The following is a brief introduction to some common algorithms for data analysis:

a: Association analysis algorithm

Many APPs will recommend products in the form of "best combination", so that consumers can see the products they are interested in. There is an efficient algorithm to deal with this kind of problem - Apriori algorithm (a priori algorithm) . It is a classic association rule mining algorithm, which is used to find out the sets that often appear together - frequent itemsets .

The Apriori algorithm proposes two concepts: support and confidence . The support degree represents the proportion of a product or a collection of products appearing in the entire data set. For example, in 100 purchase records, people purchased product A 30 times, and 30% is the support degree. Confidence represents the probability of purchasing other commodities at the same time after purchasing a certain commodity. Assuming that among the 30 people who bought commodity A, 15 people bought commodity B at the same time, then 15/30=50% is the ratio of commodity B to A. Confidence.

Both support and confidence are important metrics. Operate as a store, first filter out some products with little purchase volume in the province through the support degree ; the confidence degree indicates the association rule of the two commodities, the confidence degree is equal to the conditional probability, the higher the correlation, the stronger the correlation, and the correlation can be found Strong product mix.

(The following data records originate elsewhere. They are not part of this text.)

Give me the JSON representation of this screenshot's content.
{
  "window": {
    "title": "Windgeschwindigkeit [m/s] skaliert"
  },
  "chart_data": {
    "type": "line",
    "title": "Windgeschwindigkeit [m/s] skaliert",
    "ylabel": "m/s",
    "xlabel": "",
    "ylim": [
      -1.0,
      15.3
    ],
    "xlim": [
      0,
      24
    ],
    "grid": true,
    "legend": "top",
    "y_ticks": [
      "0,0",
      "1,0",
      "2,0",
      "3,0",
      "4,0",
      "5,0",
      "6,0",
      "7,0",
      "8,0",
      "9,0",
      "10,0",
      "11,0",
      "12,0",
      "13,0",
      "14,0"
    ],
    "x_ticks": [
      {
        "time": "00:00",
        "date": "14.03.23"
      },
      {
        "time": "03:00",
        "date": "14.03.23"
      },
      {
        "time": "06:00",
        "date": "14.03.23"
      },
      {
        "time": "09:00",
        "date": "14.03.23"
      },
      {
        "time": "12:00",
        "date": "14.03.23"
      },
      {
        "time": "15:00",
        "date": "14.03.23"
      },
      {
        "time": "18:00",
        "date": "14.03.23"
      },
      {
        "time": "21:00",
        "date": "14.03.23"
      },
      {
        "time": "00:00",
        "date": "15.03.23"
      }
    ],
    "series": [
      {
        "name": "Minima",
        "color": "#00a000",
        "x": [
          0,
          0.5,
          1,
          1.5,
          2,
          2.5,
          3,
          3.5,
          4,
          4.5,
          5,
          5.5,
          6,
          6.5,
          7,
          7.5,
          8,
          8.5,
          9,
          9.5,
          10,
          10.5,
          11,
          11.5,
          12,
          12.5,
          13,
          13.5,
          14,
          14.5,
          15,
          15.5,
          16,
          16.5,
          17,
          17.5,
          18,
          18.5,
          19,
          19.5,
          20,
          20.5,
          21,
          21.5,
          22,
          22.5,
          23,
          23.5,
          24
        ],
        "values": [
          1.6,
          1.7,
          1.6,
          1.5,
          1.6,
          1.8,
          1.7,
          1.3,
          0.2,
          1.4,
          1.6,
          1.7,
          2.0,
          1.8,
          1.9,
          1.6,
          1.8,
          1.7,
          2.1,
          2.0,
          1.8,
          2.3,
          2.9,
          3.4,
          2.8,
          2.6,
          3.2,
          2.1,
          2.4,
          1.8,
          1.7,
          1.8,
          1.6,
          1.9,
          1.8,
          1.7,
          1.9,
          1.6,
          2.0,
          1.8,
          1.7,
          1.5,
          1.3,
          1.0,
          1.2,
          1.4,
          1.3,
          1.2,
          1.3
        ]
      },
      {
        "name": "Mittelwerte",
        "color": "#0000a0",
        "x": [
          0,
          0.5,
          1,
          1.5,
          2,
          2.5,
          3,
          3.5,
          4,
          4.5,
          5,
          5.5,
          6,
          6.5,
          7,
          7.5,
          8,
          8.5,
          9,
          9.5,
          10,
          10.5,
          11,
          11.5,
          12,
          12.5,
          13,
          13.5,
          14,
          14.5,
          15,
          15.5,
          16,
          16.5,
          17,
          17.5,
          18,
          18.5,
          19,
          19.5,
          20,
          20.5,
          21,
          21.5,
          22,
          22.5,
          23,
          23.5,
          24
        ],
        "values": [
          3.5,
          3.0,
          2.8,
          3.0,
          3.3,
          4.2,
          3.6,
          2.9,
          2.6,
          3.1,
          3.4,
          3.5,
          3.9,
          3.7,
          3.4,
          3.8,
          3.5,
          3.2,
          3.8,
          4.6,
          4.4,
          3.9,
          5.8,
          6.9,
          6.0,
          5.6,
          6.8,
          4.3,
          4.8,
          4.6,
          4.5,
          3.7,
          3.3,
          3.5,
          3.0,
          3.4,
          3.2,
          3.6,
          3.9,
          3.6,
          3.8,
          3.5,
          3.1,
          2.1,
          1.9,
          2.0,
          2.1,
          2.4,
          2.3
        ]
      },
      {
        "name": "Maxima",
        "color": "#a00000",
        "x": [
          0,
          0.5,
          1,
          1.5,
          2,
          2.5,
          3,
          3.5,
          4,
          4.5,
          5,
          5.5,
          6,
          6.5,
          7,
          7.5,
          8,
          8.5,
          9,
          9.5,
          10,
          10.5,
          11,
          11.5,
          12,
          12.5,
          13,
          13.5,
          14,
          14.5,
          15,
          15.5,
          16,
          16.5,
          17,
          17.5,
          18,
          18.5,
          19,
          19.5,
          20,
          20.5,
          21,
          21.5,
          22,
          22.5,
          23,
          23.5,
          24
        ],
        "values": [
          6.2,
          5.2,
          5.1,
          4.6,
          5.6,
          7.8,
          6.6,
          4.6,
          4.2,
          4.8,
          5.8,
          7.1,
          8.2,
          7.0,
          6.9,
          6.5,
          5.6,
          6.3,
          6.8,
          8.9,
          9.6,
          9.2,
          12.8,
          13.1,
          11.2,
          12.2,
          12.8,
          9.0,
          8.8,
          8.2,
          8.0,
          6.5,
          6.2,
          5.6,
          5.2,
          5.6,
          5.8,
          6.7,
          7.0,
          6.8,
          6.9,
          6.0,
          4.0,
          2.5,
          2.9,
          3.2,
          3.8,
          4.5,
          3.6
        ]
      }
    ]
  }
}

Apriori algorithm has a priori principle when calculating association rules : if a certain set is frequent (occurs frequently), then all its subsets are also frequent. This principle is very intuitive, but if you look at it in reverse, you will find another meaning: if a certain set is not frequent, then all its supersets are not frequent. That is, if {A} is not frequent, then all sets including A such as {A, B} are also infrequent. This conclusion greatly simplifies the calculation process:

举例,假设我们拥有一批顾客购买商品的清单,Apriori算法计算过程如下:
第1步:设定支持度、置信度的阈值。
第2步:计算每个商品的支持度、去除小于支持度阈值的商品。
第3步:将商品(或项集)两两组合,计算支持度,去除小于支持度阈值的商品(或项集)组合。
第4步:重复上述步骤,直到把所有非频繁集合都去掉,剩下的频繁项集,就是经常出现的商品组合。
第5步:建立频繁项集的所有关联规则,计算置信度。
第6步:去掉所有小于置信度阈值的规则,得到强关联规则。对应的集合就是我们要找的具有
高关联关系的商品集合。
第7步:针对得到的商品集合,从业务角度分析实际意义。

It can be seen from the above that the essence of the Apriori algorithm is " counting" , which loops through which combinations frequently appear together and finds them out. The Apriori algorithm screens the original data set layer by layer through the two thresholds of support and confidence , and eliminates some unqualified combinations each time until the best combination is found.

b: User portrait and product recommendation

In addition to association analysis, another common application scenario of data analysis is to build user portraits. User portraits are the overall business picture of users abstracted by enterprises through data, depicting consumers' social attributes, consumption habits, and consumption behaviors, and providing a basis for product design and advertising push. For example, Douyin uses data such as likes and collections to describe users and push content they are interested in.

c: Advertising psychology and AB testing

When you take the coupons given to you by the merchants and try to make various orders, combine orders, etc., you get certain discounts, but you spend more money and buy a lot of unnecessary items. Behind this is that businesses are using big data analysis, advertising psychology, behavioral economics and other means to guide users to make certain decisions and behaviors.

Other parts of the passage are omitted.